OTTAWA — Seven months into the pandemic, medical experts have a better idea of how to treat COVID-19 and how to keep it out of high-risk settings which means there are far fewer people dying of the virus now than there were in the spring.
But doctors and politicians are frantically warning that if the case numbers in Canada keep soaring as they have been in recent weeks, that may not be the case for much longer.
Dr. Matthew Oughton, an infectious disease specialist at Jewish General Hospital in Montreal, says the second wave of the pandemic in Canada is largely being spread among younger, healthier populations than it was in the spring, when long-term care homes were hit hardest.
In Ontario, at the end of April, 45 per cent of all cases were being diagnosed in people over the age of 60, while people under 40 accounted for less than 25 per cent.
On Sept. 29, people 60 and older made up 11 per cent of new cases, while those under 40 accounted for 62 per cent.
When you couple that with the expanded knowledge about how to treat this virus, it means more people are able to ride out the disease out of hospital, and fewer people are dying.
National data show April, May and June recorded 60 per cent of the total cases in Canada thus far, but 91 per cent of the deaths. The next three months accounted for 34 per cent of total cases, and just eight per cent of all deaths.
But Oughton says that low-risk is not no risk and that, as numbers soar even in younger populations, the number of people who will get very sick and die will also start to go up.
He also says the other risk is that the more the virus spreads in the community, the harder it will be to keep it out of seniors’ residences, and long-term care homes where the impact can be devastating.
“What’s going to happen almost inevitably, as you have more and more spread in the community, it’s going to find more vulnerable groups to spread to,” he said.
Health Minister Patty Hajdu said Friday the knowledge learned in the first wave about treatments and public health protections is helping in the second wave, as has the more reliable supply of personal protective equipment.
But none of that is going to help if hospitals fill up to capacity because the system can only be stretched so far.
“At the end of the day, we still can’t see these rises in cases increase exponentially,” said Hajdu.
The average daily cases nationally went from the low 400s at the end of August, to more than 1,700 on Friday, with Ontario and Quebec accounting for more than 80 per cent of them.
While hospitalizations are still far below what they were seven months ago, they are growing. In Ontario and Quebec. The number of COVID-19 patients in hospitals has tripled, and the number in intensive care more than doubled.
In British Columbia hospitalizations quadrupled in September.
Officials with Ottawa Public Health, which recorded its single highest daily total of 142 cases of COVID-19 on Friday, are pleading with people to only have close contact with people they live with.
“Our health care system is in crisis,” the agency tweeted, noting labs are beyond capacity, contact tracing is behind, hospitals are nearing capacity and more long-term care homes have outbreaks.
“Our system can’t handle much more of this,” it said.
Chief Public Health Officer Dr. Theresa Tam said the expanded knowledge of the virus and what public health measures are working, will allow governments to be more specific when they impose measures to try and slow the spread. Quebec, for example, is targeting new restrictions on public activities to hotly affected cities like Montreal and Quebec, and leaving much of the province as before.

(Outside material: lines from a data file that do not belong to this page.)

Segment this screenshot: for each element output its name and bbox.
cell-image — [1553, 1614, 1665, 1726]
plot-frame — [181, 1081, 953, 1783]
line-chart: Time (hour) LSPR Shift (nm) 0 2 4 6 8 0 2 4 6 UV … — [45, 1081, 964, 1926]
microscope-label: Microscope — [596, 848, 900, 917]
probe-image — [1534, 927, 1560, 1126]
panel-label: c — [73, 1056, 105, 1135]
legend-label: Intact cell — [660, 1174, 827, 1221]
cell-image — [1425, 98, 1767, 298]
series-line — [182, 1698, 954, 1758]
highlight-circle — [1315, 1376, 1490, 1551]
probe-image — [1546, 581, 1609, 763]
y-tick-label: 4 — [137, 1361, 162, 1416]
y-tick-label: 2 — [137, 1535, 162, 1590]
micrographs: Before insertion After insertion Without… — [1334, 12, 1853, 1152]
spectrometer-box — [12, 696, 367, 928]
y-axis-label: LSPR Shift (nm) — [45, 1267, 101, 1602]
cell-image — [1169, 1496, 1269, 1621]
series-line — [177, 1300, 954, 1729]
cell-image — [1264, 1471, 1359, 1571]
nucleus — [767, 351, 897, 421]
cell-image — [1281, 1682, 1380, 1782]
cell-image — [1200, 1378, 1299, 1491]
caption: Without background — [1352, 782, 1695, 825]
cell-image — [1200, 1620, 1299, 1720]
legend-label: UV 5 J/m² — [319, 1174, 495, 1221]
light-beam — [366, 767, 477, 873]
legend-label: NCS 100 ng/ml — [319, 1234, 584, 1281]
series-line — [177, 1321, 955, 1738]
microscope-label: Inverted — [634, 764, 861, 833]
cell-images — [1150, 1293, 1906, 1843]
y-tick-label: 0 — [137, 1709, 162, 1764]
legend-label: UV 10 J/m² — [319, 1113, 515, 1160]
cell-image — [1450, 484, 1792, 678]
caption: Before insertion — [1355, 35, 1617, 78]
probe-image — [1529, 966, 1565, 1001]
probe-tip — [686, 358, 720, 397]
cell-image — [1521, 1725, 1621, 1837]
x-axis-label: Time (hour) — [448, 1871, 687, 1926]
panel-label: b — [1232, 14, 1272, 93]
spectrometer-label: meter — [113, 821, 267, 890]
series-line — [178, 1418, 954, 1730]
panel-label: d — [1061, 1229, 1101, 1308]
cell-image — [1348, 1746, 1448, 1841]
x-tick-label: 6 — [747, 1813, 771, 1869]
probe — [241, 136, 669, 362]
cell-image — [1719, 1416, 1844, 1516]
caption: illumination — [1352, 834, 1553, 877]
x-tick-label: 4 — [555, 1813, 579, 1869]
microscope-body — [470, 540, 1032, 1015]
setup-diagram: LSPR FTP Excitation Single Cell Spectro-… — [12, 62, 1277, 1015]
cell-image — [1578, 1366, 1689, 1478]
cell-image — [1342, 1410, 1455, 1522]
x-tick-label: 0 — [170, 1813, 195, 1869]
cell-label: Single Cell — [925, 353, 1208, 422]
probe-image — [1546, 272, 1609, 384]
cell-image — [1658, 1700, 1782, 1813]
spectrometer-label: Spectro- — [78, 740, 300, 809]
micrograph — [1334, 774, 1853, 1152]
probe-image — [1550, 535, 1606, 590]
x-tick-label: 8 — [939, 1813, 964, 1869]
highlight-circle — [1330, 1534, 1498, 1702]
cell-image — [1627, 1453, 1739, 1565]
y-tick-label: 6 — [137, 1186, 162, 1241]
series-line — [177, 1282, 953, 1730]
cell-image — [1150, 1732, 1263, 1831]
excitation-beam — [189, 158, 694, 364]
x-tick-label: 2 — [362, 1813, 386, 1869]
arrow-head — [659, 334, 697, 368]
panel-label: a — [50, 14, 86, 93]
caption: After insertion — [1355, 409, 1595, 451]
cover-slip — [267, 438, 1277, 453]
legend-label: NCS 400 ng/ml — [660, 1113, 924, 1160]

Ontario put new restrictions Friday on restaurants, banquet halls and gyms only in Toronto, Ottawa and Peel region, where the majority of that province’s cases are being tallied.
Hajdu said there is no easy guideline for governments to follow when new restrictions have to be imposed but, if Canadians want to avoid full lockdowns, it’s critical that they make good decisions about socialization.
“This is a fine-tuned balance between making sure we can have some semblance of a normal economy and a normal life and also protect our health care system and the health of Canadians,” she said. “We are continuously working at that”
Oughton says there is another nasty outcome coming if we can’t get this second wave under control. People who aren’t dying of COVID-19 are still going to be getting cancer and having heart attacks and getting into accidents. If the health care system is overloaded with COVID-19 patients, it will lead to a higher mortality rate in other serious illnesses as well.